KINGSTON, (AFP) - Indian captain Rahul Dravid feels his side won the four-Test series against West Indies since they played the better cricket. Having set West Indies a target of 269, India won the fourth and final Test at Sabina Park by 49 runs to win the series 1-0 and clinch a series victory in the Caribbean for the first time in 49 years. "We played the better cricket throughout the series, and if we had had another 90 overs in Lucia, we would have probably won 2-0," he said. "We were one wicket away from winning in Antigua and three wickets away from winning in St. Lucia. 
"We had our backs to the wall in St. Kitts, but never looked like losing on the last day. Dravid hailed the team effort that led to India's series triumph, despite tense draws in the first three Tests. 

"We played the better cricket right from the first Test after the first two days," he said. "It's sort of nice that it all bore fruit in the end and we won the series. 

"Everyone contributed at various stages -- Wasim Jaffer's 200 helped us fight back in Antigua, V.V.S. Laxman's 100 helped us save the Test in St.

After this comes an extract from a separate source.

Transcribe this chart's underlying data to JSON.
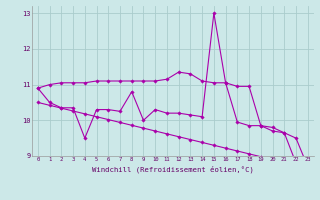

Kitts, Virender Sehwag's 180 almost won us the game in St Lucia. Then there was Kaif's undefeated 148 in St Lucia. 

"Our spinners were brilliant right throughout. I have seen improvement in some areas, and we need to improve in other areas, it's never the finished article there is always scope for improvement." 

One area of his team's performance that pleased Dravid the most was the fast bowling department. 

"In the 10 years I played international cricket, I've seen Javagal Srinath and Venkatesh Prasad bowl well throughout the series in England in 1996," he said. 

"This seam attack bowled well throughout this series. I have seen some fine spells in my career for India, but this is the best I have seen throughout a series since 1996. 

"They are young and inexperienced, and yet they did it. Munaf Patel and Shantha Sreesanth played most of the games here, Vikram Singh also did well, and Irfan Pathan did well when he played. 

He added: "None of the great fast bowlers were great after six or seven Test matches, it takes time and experience to get better in Test cricket. Unfortunately, expectations are too much. 

"Unfortunately people look at who is not here, rather than looking at the people who are here, and admiring the work done by people who are part of the team. 

"That's how you are going to inspire young kids, by talking about the people here." 

Dravid was named man-of-the-match for his knocks of 81 and 68 in the final Test that made him an easy choice for the man-of-the-series award.

----------


## zaara

How can he say this??   :Embarrassment:   I lost all my interest in cricket after watching this tournament!!

----------